Conte U-turn over TAV causes M5S chaos

Photo credit: TPI News

ROME – Prime Minister Giuseppe Conte said Wednesday that he supported the completion of the controversial high-speed railway (TAV) which would link Turin with Lyon in France, having expressed doubts about the project in the past, according to government sources.

 This could be crucial as the final decision about the project will be taken Friday, though there are still deep divisions within government over the long-standing issue. The League supports the project while the Five Star Movement for the most part opposes it.

 “To stop TAV would cost more than to complete it,” Conte said Wednesday evening, echoing a pragmatic point that others, including Interior Minister Matteo Salvini, have made in the past. Huge amounts of taxpayers’ money are a stake, he said, and the EU was willing to fund more of the project now. Alternatives to the project would not be in the “national interest” because they would be more costly, he added.
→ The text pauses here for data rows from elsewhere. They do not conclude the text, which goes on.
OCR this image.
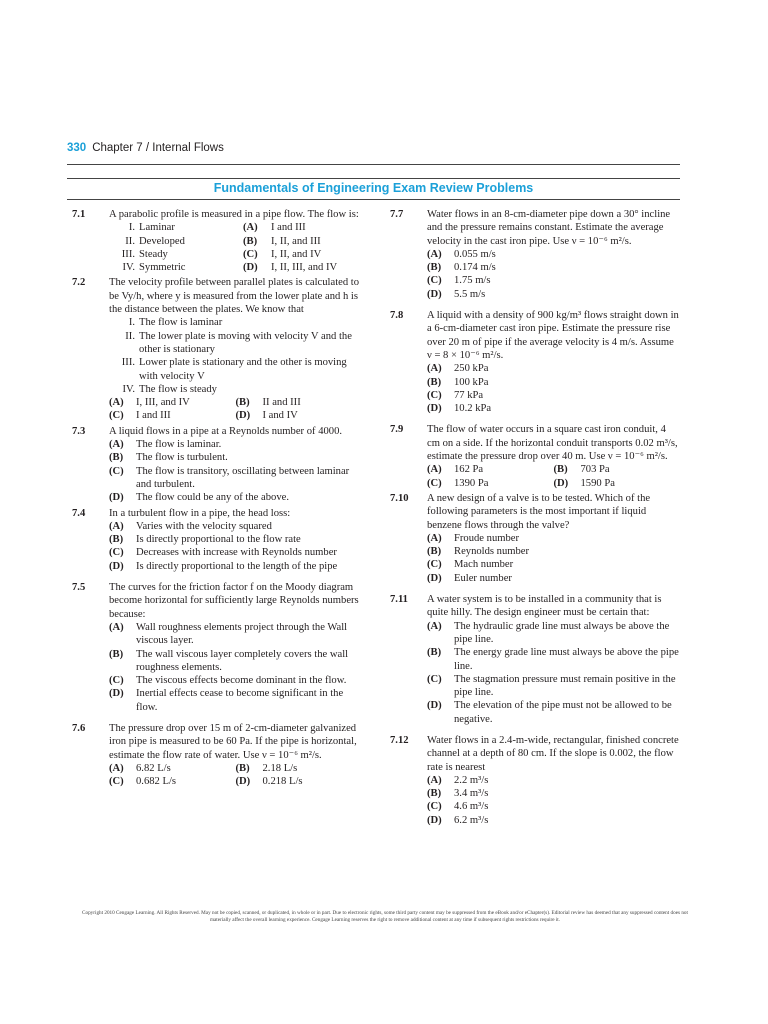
330 Chapter 7 / Internal Flows
Fundamentals of Engineering Exam Review Problems
7.1 A parabolic profile is measured in a pipe flow. The flow is:
I. Laminar	(A)	I and III
II. Developed	(B)	I, II, and III
III. Steady	(C)	I, II, and IV
IV. Symmetric	(D)	I, II, III, and IV
7.2 The velocity profile between parallel plates is calculated to be Vy/h, where y is measured from the lower plate and h is the distance between the plates. We know that
I. The flow is laminar
II. The lower plate is moving with velocity V and the other is stationary
III. Lower plate is stationary and the other is moving with velocity V
IV. The flow is steady
(A) I, III, and IV	(B) II and III
(C) I and III	(D) I and IV
7.3 A liquid flows in a pipe at a Reynolds number of 4000.
(A) The flow is laminar.
(B) The flow is turbulent.
(C) The flow is transitory, oscillating between laminar and turbulent.
(D) The flow could be any of the above.
7.4 In a turbulent flow in a pipe, the head loss:
(A) Varies with the velocity squared
(B) Is directly proportional to the flow rate
(C) Decreases with increase with Reynolds number
(D) Is directly proportional to the length of the pipe
7.5 The curves for the friction factor f on the Moody diagram become horizontal for sufficiently large Reynolds numbers because:
(A) Wall roughness elements project through the Wall viscous layer.
(B) The wall viscous layer completely covers the wall roughness elements.
(C) The viscous effects become dominant in the flow.
(D) Inertial effects cease to become significant in the flow.
7.6 The pressure drop over 15 m of 2-cm-diameter galvanized iron pipe is measured to be 60 Pa. If the pipe is horizontal, estimate the flow rate of water. Use ν = 10⁻⁶ m²/s.
(A) 6.82 L/s	(B) 2.18 L/s
(C) 0.682 L/s	(D) 0.218 L/s
7.7 Water flows in an 8-cm-diameter pipe down a 30° incline and the pressure remains constant. Estimate the average velocity in the cast iron pipe. Use ν = 10⁻⁶ m²/s.
(A) 0.055 m/s
(B) 0.174 m/s
(C) 1.75 m/s
(D) 5.5 m/s
7.8 A liquid with a density of 900 kg/m³ flows straight down in a 6-cm-diameter cast iron pipe. Estimate the pressure rise over 20 m of pipe if the average velocity is 4 m/s. Assume ν = 8 × 10⁻⁶ m²/s.
(A) 250 kPa
(B) 100 kPa
(C) 77 kPa
(D) 10.2 kPa
7.9 The flow of water occurs in a square cast iron conduit, 4 cm on a side. If the horizontal conduit transports 0.02 m³/s, estimate the pressure drop over 40 m. Use ν = 10⁻⁶ m²/s.
(A) 162 Pa	(B) 703 Pa
(C) 1390 Pa	(D) 1590 Pa
7.10 A new design of a valve is to be tested. Which of the following parameters is the most important if liquid benzene flows through the valve?
(A) Froude number
(B) Reynolds number
(C) Mach number
(D) Euler number
7.11 A water system is to be installed in a community that is quite hilly. The design engineer must be certain that:
(A) The hydraulic grade line must always be above the pipe line.
(B) The energy grade line must always be above the pipe line.
(C) The stagmation pressure must remain positive in the pipe line.
(D) The elevation of the pipe must not be allowed to be negative.
7.12 Water flows in a 2.4-m-wide, rectangular, finished concrete channel at a depth of 80 cm. If the slope is 0.002, the flow rate is nearest
(A) 2.2 m³/s
(B) 3.4 m³/s
(C) 4.6 m³/s
(D) 6.2 m³/s
Copyright 2010 Cengage Learning. All Rights Reserved. May not be copied, scanned, or duplicated, in whole or in part. Due to electronic rights, some third party content may be suppressed from the eBook and/or eChapter(s). Editorial review has deemed that any suppressed content does not materially affect the overall learning experience. Cengage Learning reserves the right to remove additional content at any time if subsequent rights restrictions require it.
 Any alternative to TAV would have to be funded by Italy alone. Currently the EU pays for 55 per cent of the project, and Conte has previously pointed to the possibility that France could pay more than they do.

“Parliament will decide,” Deputy Prime Minister Luigi Di Maio retorted, though he held back from criticising Conte directly. There are reports, however, that he faces significant internal opposition within his party over the controversial project, with some M5S representatives disobeying orders to leave the Senate building in protest at Conte’s address.

 M5S have seized on a government commissioned cost-benefit analysis of TAV, which reported that Italy would lose some seven or eight billion euros by continuing the project. The League dismisses this report.

 Salvini earlier in the week called on M5S Transport Minister Danilo Toninelli, who vehemently opposes the costly railway, to “unblock” TAV. Though denying reports that he wants him removed in a reshuffle at the heart of government, Salvini said, apparently alluding to Toninelli: “It is a fundamental project but it is not the only one that a minister has blocked, and either the minister of blocks unblocks it or I don't understand what he's doing in government.”

 The project, which was first conceived in the 1990s, has faced staunch opposition from organised groups ever since. "Conte has shown that he doesn't know how determined we are," said one the messages on a website linked to the resistance movement, No TAV, which has at times been likened to partisan resistance in World War II.